Why does the King of the Ocean have to be demonized anyway. First of all, where did this term even come from. I always thought it was just the name of that dude in Aquaman, Jason Momoa, the guy from the movie where Amber Heard got kicked out after losing her lawsuit with Johnny Depp and then the second movie got blocked, but apparently now it’s not even about that, King of the Ocean now seems to mean a guy who dates a bunch of people and makes everyone feel like they’re the only one even though they all kind of know they’re not, which makes me wonder, does that mean every American guy I know is a King of the Ocean. Honestly I don’t have any problem with Kings of the Ocean, at most I’d just be like wow, impressive, impressive, impressive, but if you’re gonna act like you’re not doing it while clearly doing it, then bro you’re just embarrassing, exposed. Besides the real Kings of the Ocean, the rest are probably just those who wish they could be but actually suck at time management, can’t provide any emotional value, and are just plain lazy. And look at Japan, they already industrialized this whole King of the Ocean thing into the host club industry, obviously it’s a legit skill, otherwise would those male hosts be making millions a year, that’s still money, still value, people see value that’s why they pay, so why demonize an effective skill.
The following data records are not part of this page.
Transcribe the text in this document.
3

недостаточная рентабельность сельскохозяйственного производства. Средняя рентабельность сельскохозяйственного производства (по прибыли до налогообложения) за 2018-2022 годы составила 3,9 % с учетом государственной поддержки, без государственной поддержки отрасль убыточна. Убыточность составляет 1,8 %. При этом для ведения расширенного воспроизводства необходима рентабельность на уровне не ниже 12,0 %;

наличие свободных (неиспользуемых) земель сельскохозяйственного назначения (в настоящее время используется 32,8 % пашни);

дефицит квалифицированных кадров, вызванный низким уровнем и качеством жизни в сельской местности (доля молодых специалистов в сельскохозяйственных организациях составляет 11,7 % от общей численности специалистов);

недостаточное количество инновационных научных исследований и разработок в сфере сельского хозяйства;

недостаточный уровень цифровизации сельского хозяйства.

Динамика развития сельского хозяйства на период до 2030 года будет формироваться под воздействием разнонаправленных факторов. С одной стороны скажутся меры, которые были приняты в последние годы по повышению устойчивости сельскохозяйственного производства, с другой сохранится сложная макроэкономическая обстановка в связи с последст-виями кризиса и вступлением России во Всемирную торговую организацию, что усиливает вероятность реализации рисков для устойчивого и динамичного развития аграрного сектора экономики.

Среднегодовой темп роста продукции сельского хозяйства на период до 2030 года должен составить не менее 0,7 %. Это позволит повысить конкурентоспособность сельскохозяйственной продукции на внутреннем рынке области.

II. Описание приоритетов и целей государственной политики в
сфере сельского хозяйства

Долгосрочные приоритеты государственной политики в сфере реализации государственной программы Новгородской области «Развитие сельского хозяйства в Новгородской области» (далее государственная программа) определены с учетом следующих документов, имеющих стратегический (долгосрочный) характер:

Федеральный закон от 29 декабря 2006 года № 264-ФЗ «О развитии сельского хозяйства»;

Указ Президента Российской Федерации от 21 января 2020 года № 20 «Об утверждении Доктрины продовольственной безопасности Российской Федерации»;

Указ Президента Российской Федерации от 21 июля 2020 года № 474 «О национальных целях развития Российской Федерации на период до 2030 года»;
And also, why is it always the ocean. I remember when I was back in China during college breaks, I started hearing about "fishery management" and I was like what the hell is a fishery, does that mean I can only have one fish, like if I want to go out for dinner I can only text you and can’t text others, wait to see who replies first, otherwise what, I just sit there waiting, if no one replies in ten minutes I’ll just go eat by myself okay, I get hungry fast, or you know what, you could just make a group chat and I’ll throw my message in there, how does that make me a fishery manager, why discriminate against people who value efficiency, and now we’ve upgraded to the whole ocean, is that supposed to be a compliment, I doubt it’s for people like me but honestly I don’t feel like I did anything wrong.
Later when I started working, I was gossiping with a production manager and she told me about some girl she called a residual girl and I asked why and she gave me a whole list and I just nodded oh but didn’t know how to respond and then she asked if I was a residual girl myself and I said probably not but then I got curious, what does that even mean, literally residual means residue, waste, right, though residue can be useful like I personally love zaopo hotpot it’s delicious especially in Hainan, but usually people use those words to mean things nobody wants, leftovers, so by that logic the term leftover woman is also discriminatory since it implies unwanted, left behind because it has no value, but residual men, seems like everyone still wants them, so what about residual women, are they wanted or unwanted, I honestly can’t figure out the definition and had no idea how to respond.
Then I heard there’s also a term Queen of the Ocean and I kinda reject that, why does King not have to be married but Queen has to have a partner, why not just call it Sea God like Poseidon holding his trident and he’s hot but is Apollo hotter, I gotta think about that, still Apollo I guess, he’s the Sun God after all, I like the sea but I am the sun, the sun is hotter okay because the sun carries the whole galaxy forward which means you lying in bed reading this are traveling a hundred thousand miles through the universe every day without even moving and the only reason you’re not burned alive by all that speed is because we have an atmosphere and the Earth has a magnetic field, isn’t that amazing, such good design.
But the sea, it’s just the liquid on the surface of one of the planets orbiting the sun, it even gets pulled by the moon causing tides and is affected by the magnetic field, so unstable, what do I need it for, sure no sea no life but without the sun there’s nothing, not even the sea, wasn’t the Big Bang all about heat, not water right, so in conclusion I probably have nothing to do with the Sea God, I’m the Sun God.